By R&D Editors | November 22, 2011

Space Sweet Potatoes

Gioia Massa, a former Purdue postdoctoral researcher, measures the length of a sweet potato plant. In the background, other plants are climbing cages that minimize their area requirements, making them a possible crop that could be grown in space. Photo: Mitchell Laboratory

Future astronauts spending Thanksgiving in space may not
have to forgo one of the most traditional parts of the day’s feast: fresh sweet
potatoes.

Cary Mitchell, a Purdue University
professor of horticulture, and Gioia Massa, a former postdoctoral researcher at
Purdue, developed methods for growing sweet potatoes that reduce the required
growing space while not decreasing the amount of food that each plant produces.
Their findings were published in Advances
in Space Research
.

Sweet potato plants have main vines with many shoots that
branch out to the sides. Mitchell said it was common for one plant to cover the
entire surface of a 15-by-5-ft greenhouse bench.

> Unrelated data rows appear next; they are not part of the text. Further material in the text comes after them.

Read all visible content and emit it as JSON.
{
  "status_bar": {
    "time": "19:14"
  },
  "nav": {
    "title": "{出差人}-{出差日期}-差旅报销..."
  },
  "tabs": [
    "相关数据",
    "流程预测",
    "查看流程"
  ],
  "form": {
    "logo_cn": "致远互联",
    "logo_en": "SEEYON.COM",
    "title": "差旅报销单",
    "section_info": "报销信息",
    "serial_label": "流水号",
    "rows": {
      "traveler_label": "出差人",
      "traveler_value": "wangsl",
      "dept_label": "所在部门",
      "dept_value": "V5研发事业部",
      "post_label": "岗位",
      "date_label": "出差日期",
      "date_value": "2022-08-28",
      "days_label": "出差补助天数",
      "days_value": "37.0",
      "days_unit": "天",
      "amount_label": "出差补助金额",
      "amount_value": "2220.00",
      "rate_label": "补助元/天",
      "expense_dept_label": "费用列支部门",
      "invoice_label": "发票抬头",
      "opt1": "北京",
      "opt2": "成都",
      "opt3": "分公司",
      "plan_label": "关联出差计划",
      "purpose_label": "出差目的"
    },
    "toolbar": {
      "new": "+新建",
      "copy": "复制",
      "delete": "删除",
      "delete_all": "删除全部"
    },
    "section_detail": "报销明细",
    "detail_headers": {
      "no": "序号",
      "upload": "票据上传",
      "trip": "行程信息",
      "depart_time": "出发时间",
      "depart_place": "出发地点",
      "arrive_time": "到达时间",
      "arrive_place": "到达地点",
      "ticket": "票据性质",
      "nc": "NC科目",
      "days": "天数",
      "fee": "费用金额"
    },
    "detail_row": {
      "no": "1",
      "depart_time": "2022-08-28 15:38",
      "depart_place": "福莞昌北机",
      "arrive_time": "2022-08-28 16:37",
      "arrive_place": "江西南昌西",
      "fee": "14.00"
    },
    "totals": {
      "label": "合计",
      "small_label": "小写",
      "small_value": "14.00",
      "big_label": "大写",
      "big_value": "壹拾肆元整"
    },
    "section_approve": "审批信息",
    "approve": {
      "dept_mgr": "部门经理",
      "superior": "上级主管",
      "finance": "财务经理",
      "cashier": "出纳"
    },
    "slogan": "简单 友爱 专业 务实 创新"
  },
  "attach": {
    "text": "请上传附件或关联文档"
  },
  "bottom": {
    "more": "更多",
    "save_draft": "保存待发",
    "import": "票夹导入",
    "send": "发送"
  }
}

“Sweet potato is like an invasive plant. It will take
over everything,” says Mitchell, who studies the selection of crops that
could be grown in space. “That’s not acceptable if you’re going to grow it
in space.”

Knowing they needed to contain the plant’s horizontal
spread, Mitchell and Massa
decided to force it to grow vertically. Using cones or cylindrically shaped
wire cages, they trained plants’ main vines to wrap around the structures while
removing the space-consuming side shoots.

“It turns out the vines are not really picky about
what you do with them,” Massa
says. “As long as you leave the main shoot tip alone, you can remove the
side shoots and trim them away without any yield loss.”

The main shoot tip, or the end of the main vine, is the
only really sensitive part. It sends hormones throughout the plant that
stimulate root development, which is important since it is the roots that
become the sweet potatoes.

The side shoots, if picked when still young, are tender
and can be eaten in salads, improving the plant’s usefulness, Mitchell says.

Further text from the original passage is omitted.